Columbia Expansion Approved In NYC

CORRECTION APPENDED

Columbia University has won approval for a $7 billion, 25-year expansion of its Manhattan campus just as Harvard enters the first phase of its even more ambitious plan to enlarge the University’s presence in Allston.

The Columbia plan, approved by the New York City Council last month, offers ammunition to local critics who say that Harvard isn’t doing enough to provide benefits to the Allston community that will be affected by the expansion.

As part of a deal to build a state-of-the-art, four-building science complex in Allston, Harvard has pledged $25 million in benefits to the community. Meanwhile, Columbia’s entire 25-year plan is accompanied by a $150 million community benefits agreement including a new Columbia-assisted public secondary school.

“In the Columbia plan, there is no question of public or private—it is very clearly public space that is much more welcome to use,” said Harry Mattison, a member of the Harvard-Allston Task Force, which was created by Boston Mayor Thomas M. Menino.

In Harvard’s plan, Mattison said, “you put the walls on the outside and keep the nice grassy courtyard for people that are part of really only the Harvard community.”

Harvard officials say they are taking the Allston community’s concerns seriously. “There have been more than 70 community meetings both on the master plan and on the first science buildings,” said Lauren Marshall, a Harvard spokeswoman. “All of that discussion and dialogue goes to inform our planning as projects shape.”

Columbia’s project will rezone part of the Manhattanville manufacturing zone in West Harlem into a 17-acre addition to the university’s main campus.
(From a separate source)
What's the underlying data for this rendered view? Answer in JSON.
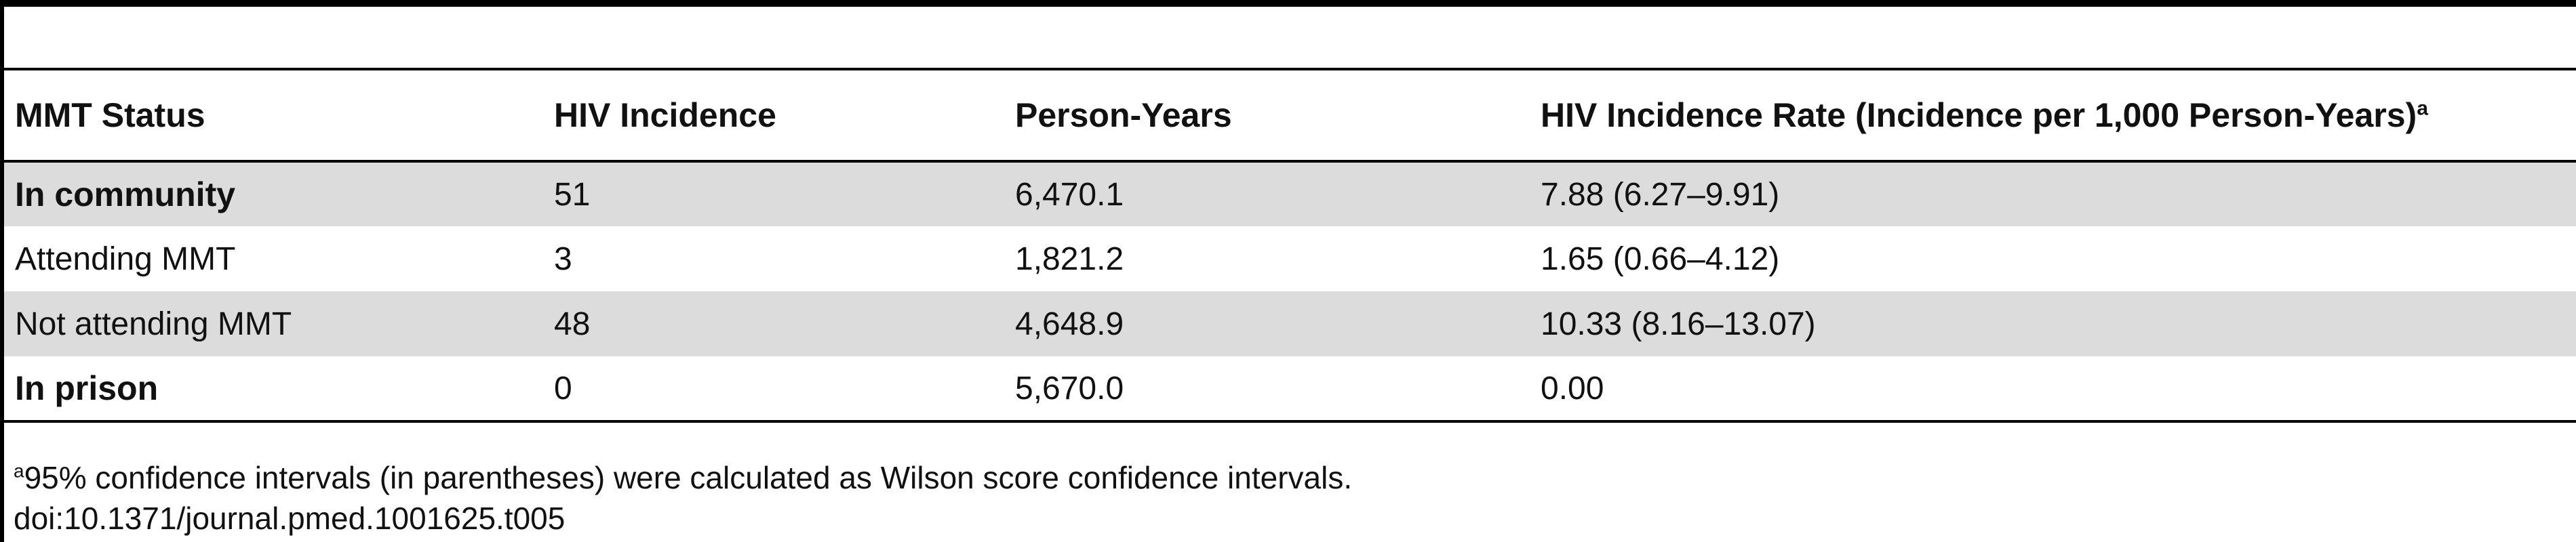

Plans call for it to include more than 6.8 million square feet of space for education, research, and cultural facilities.

Harvard’s Allston expansion, by comparison, will cover about 200 acres of Allston. “Universities all over America are now finding they have to plan expansion and growth, particularly in science,” said Kathy A. Spiegelman, Harvard’s chief Allston planner.
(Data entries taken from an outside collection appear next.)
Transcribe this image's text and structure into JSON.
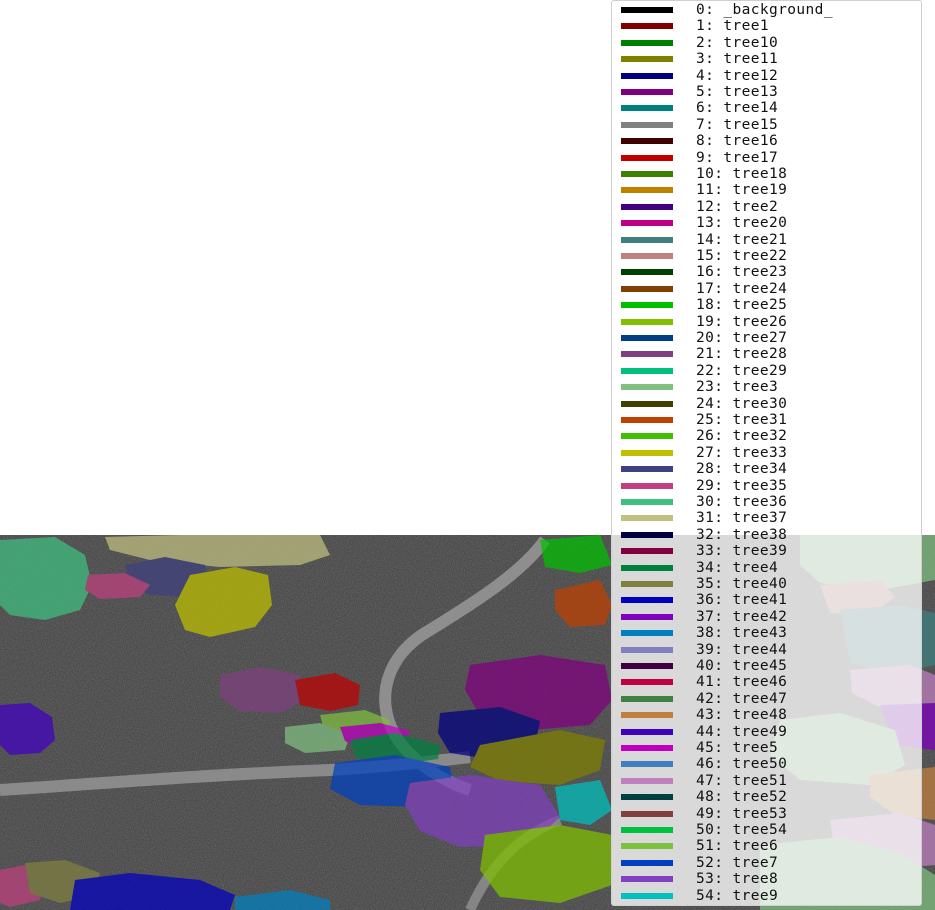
{
  "legend": {
    "items": [
      {
        "label": "0: _background_",
        "color": "#000000"
      },
      {
        "label": "1: tree1",
        "color": "#800000"
      },
      {
        "label": "2: tree10",
        "color": "#008000"
      },
      {
        "label": "3: tree11",
        "color": "#808000"
      },
      {
        "label": "4: tree12",
        "color": "#000080"
      },
      {
        "label": "5: tree13",
        "color": "#800080"
      },
      {
        "label": "6: tree14",
        "color": "#008080"
      },
      {
        "label": "7: tree15",
        "color": "#808080"
      },
      {
        "label": "8: tree16",
        "color": "#400000"
      },
      {
        "label": "9: tree17",
        "color": "#c00000"
      },
      {
        "label": "10: tree18",
        "color": "#408000"
      },
      {
        "label": "11: tree19",
        "color": "#c08000"
      },
      {
        "label": "12: tree2",
        "color": "#400080"
      },
      {
        "label": "13: tree20",
        "color": "#c00080"
      },
      {
        "label": "14: tree21",
        "color": "#408080"
      },
      {
        "label": "15: tree22",
        "color": "#c08080"
      },
      {
        "label": "16: tree23",
        "color": "#004000"
      },
      {
        "label": "17: tree24",
        "color": "#804000"
      },
      {
        "label": "18: tree25",
        "color": "#00c000"
      },
      {
        "label": "19: tree26",
        "color": "#80c000"
      },
      {
        "label": "20: tree27",
        "color": "#004080"
      },
      {
        "label": "21: tree28",
        "color": "#804080"
      },
      {
        "label": "22: tree29",
        "color": "#00c080"
      },
      {
        "label": "23: tree3",
        "color": "#80c080"
      },
      {
        "label": "24: tree30",
        "color": "#404000"
      },
      {
        "label": "25: tree31",
        "color": "#c04000"
      },
      {
        "label": "26: tree32",
        "color": "#40c000"
      },
      {
        "label": "27: tree33",
        "color": "#c0c000"
      },
      {
        "label": "28: tree34",
        "color": "#404080"
      },
      {
        "label": "29: tree35",
        "color": "#c04080"
      },
      {
        "label": "30: tree36",
        "color": "#40c080"
      },
      {
        "label": "31: tree37",
        "color": "#c0c080"
      },
      {
        "label": "32: tree38",
        "color": "#000040"
      },
      {
        "label": "33: tree39",
        "color": "#800040"
      },
      {
        "label": "34: tree4",
        "color": "#008040"
      },
      {
        "label": "35: tree40",
        "color": "#808040"
      },
      {
        "label": "36: tree41",
        "color": "#0000c0"
      },
      {
        "label": "37: tree42",
        "color": "#8000c0"
      },
      {
        "label": "38: tree43",
        "color": "#0080c0"
      },
      {
        "label": "39: tree44",
        "color": "#8080c0"
      },
      {
        "label": "40: tree45",
        "color": "#400040"
      },
      {
        "label": "41: tree46",
        "color": "#c00040"
      },
      {
        "label": "42: tree47",
        "color": "#408040"
      },
      {
        "label": "43: tree48",
        "color": "#c08040"
      },
      {
        "label": "44: tree49",
        "color": "#4000c0"
      },
      {
        "label": "45: tree5",
        "color": "#c000c0"
      },
      {
        "label": "46: tree50",
        "color": "#4080c0"
      },
      {
        "label": "47: tree51",
        "color": "#c080c0"
      },
      {
        "label": "48: tree52",
        "color": "#004040"
      },
      {
        "label": "49: tree53",
        "color": "#804040"
      },
      {
        "label": "50: tree54",
        "color": "#00c040"
      },
      {
        "label": "51: tree6",
        "color": "#80c040"
      },
      {
        "label": "52: tree7",
        "color": "#0040c0"
      },
      {
        "label": "53: tree8",
        "color": "#8040c0"
      },
      {
        "label": "54: tree9",
        "color": "#00c0c0"
      }
    ]
  }
}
Despite its large benefits package, Columbia has also faced opposition from community groups as it lobbied New York for approval of its plan. Columbia says it will not use the power of eminent domain on residential properties but reserves the right to request the state to consider using eminent domain on commercial properties.

Mattison claimed that Columbia is making a more tangible investment in the community than Harvard is in its expansion. He said that the secondary school to be built by Columbia will enroll an equal number of children who live in the community and children whose parents are affiliated with Columbia. [SEE CORRECTION BELOW] He also pointed out that Columbia’s Web site offers an explanation of the expansion in both English and Spanish, while Harvard’s does not. According to a 2007 survey by the Boston Public Health Commission, 8.5 percent of Allston/Brighton residents speak Spanish at home.

—Staff writer Vidya B. Viswanathan can be reached at viswanat@fas.harvard.edu.

CORRECTION: The Jan. 3 news article "Columbia Expansion Approved in NYC" incorrectly stated that Columbia University would build a secondary school that would enroll an equal number of community children and children of Columbia affiliates. In fact, the university has committed to help build a secondary school for math, science, and engineering as part of its expansion into Harlem, but it will not determine which students are admitted.